Because the majority of non-car-owning New Yorkers shouldn't be subsidizing residential car owners, which is what happens right now. Car owners should be paying market rate for their parking space, just like I pay market rate for my apartment space.

My city (NOT New York City) did residential parking in a couple of areas. It helped eliminate the issue of certain workers in nearby-ish businesses stalking residents.

But, parking still sucks, and it hurt businesses significantly. Probably half of the restaurants in the area that I'm thinking of closed down after the parking change. Although the rules are fairly lenient (2-hour parking is permitted in most places), people just stay away.

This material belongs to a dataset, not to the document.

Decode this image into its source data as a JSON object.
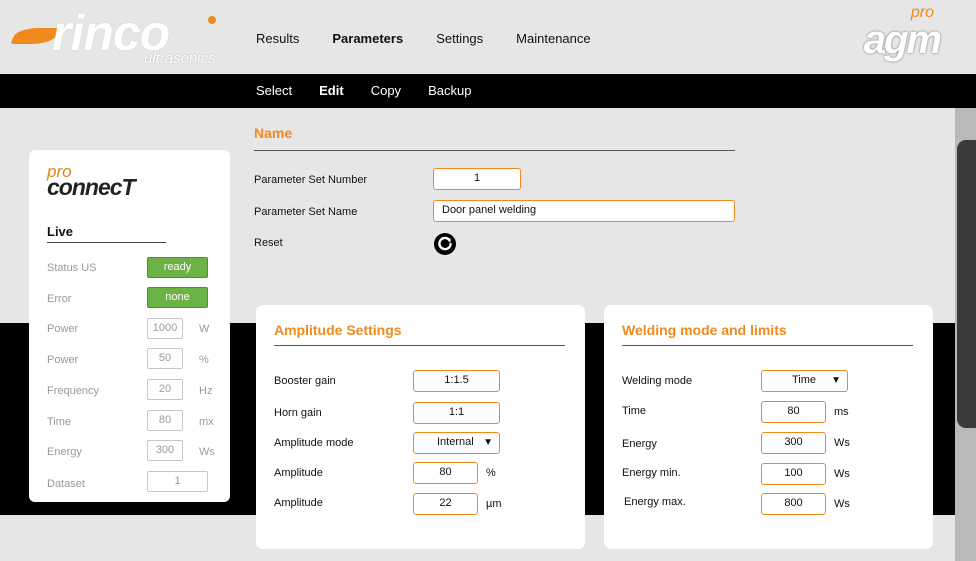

Parking sucks because in this city there's no permitting for housing units and no actual way to limit or have costs associated with permits. You just need to prove residency -- so you may be one of 12 tenants in a "two family" building.

Given how bizarre the US is, I suspect the only option in most cases is to assign the rights to spaces to the adjacent buildings and then use them as a factor in value and therefore local tax.

Once this is done, there's no place to park at virtually everyone's destination and a few people end up paying a lot up front and in tax for multiple spaces while everyone else gives up on cars..

The end result is a much more substantial effective road tax while avoiding all the reasonable compromises.

I doubt it.

The big problem here is that you have well-intentioned, intelligent people who are ultimately correct re: cars. Then you have reality, where millions people are dependent on them, and trillions in wealth are based on ready access to cars.

In a democracy, the magic and challenge of governance is balancing the long term needs of society with the current needs of the electorate. For this issue, that means the solutions and the implementation will be messy.